A questão que divide aliados, porém, é clara: quanto apoio é seguro sem provocar Moscou demais? Alguns países europeus temem que o envio de armas de longo alcance ou sistemas avançados possa levar o Kremlin a interpretar como escalada direta e responder com ataques ao próprio território ocidental. Outros argumentam que recuar agora enviaria um sinal de fraqueza que convida agressão futura. É o dilema entre alimentar a resistência ucraniana e evitar provocações nucleares.
O contexto real é de cálculo estratégico árduo. A Ucrânia depende inteiramente do arsenal ocidental para manter suas defesas. Os EUA já comprometeram bilhões em material; a Europa acrescentou mais. Mas a duração esperada do conflito afeta orçamentos de defesa e políticas domésticas. Alemanha, França e outros precisam equilibrar apoio a Kiev com demandas internas por recursos sociais e investimento econômico.
A OTAN também sabe que se a Ucrânia ceder, a Rússia terá demonstrado que agressão territorial em solo europeu funciona. Isso redefiniria completamente a segurança do continente, obrigando cada vizinho russo a rearmar-se independentemente e criando um caos estratégico que beneficia apenas Moscou.

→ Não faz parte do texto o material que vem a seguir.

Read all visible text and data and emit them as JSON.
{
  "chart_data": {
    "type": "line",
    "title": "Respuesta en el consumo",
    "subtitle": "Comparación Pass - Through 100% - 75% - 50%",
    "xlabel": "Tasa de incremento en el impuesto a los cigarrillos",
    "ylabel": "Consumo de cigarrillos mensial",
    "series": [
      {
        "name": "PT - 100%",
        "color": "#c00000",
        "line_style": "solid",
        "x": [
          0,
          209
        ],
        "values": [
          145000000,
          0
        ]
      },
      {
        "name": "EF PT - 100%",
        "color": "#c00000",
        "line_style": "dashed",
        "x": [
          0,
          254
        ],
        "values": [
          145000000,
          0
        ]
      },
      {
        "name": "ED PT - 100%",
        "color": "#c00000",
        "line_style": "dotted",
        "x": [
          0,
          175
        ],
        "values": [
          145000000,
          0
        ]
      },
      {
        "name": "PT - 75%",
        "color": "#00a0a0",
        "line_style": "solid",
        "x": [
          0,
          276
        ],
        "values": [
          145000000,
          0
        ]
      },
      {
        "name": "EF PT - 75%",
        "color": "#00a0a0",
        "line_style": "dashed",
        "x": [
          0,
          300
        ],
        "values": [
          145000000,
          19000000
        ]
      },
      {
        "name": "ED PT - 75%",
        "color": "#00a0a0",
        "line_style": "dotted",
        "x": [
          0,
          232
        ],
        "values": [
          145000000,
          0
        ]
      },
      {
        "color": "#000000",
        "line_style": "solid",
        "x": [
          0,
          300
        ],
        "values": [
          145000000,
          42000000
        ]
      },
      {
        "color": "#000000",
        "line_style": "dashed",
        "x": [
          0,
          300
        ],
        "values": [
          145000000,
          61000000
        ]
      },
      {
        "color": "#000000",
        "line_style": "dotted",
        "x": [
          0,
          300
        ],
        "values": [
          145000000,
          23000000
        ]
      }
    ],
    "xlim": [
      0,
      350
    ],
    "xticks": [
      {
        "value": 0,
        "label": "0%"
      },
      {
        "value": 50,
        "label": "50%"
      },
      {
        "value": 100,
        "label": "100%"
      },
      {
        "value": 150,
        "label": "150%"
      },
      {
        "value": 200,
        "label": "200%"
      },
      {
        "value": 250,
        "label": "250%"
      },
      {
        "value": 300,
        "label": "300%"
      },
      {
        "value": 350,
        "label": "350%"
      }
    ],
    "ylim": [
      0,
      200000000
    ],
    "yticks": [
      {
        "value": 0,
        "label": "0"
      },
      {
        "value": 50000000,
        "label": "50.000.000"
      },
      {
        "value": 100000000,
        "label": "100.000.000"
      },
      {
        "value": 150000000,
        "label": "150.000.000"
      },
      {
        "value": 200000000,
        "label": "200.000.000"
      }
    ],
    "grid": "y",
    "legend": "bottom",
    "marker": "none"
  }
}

Por que importa: Guerra prolongada na Europa eleva preços de combustíveis e alimentos no mercado global. Brasil, grande exportador de soja e minério de ferro, vê custos de produção subirem e demanda internacional ceder quando economias ocidentais desaceleram. Além disso, a volatilidade geopolítica pressiona o dólar para cima, encarecendo importações brasileiras e afetando o custo final de produtos nas prateleiras. Um conflito mais longo ainda significa incerteza que favorece moedas-refúgio, prejudicando economias emergentes.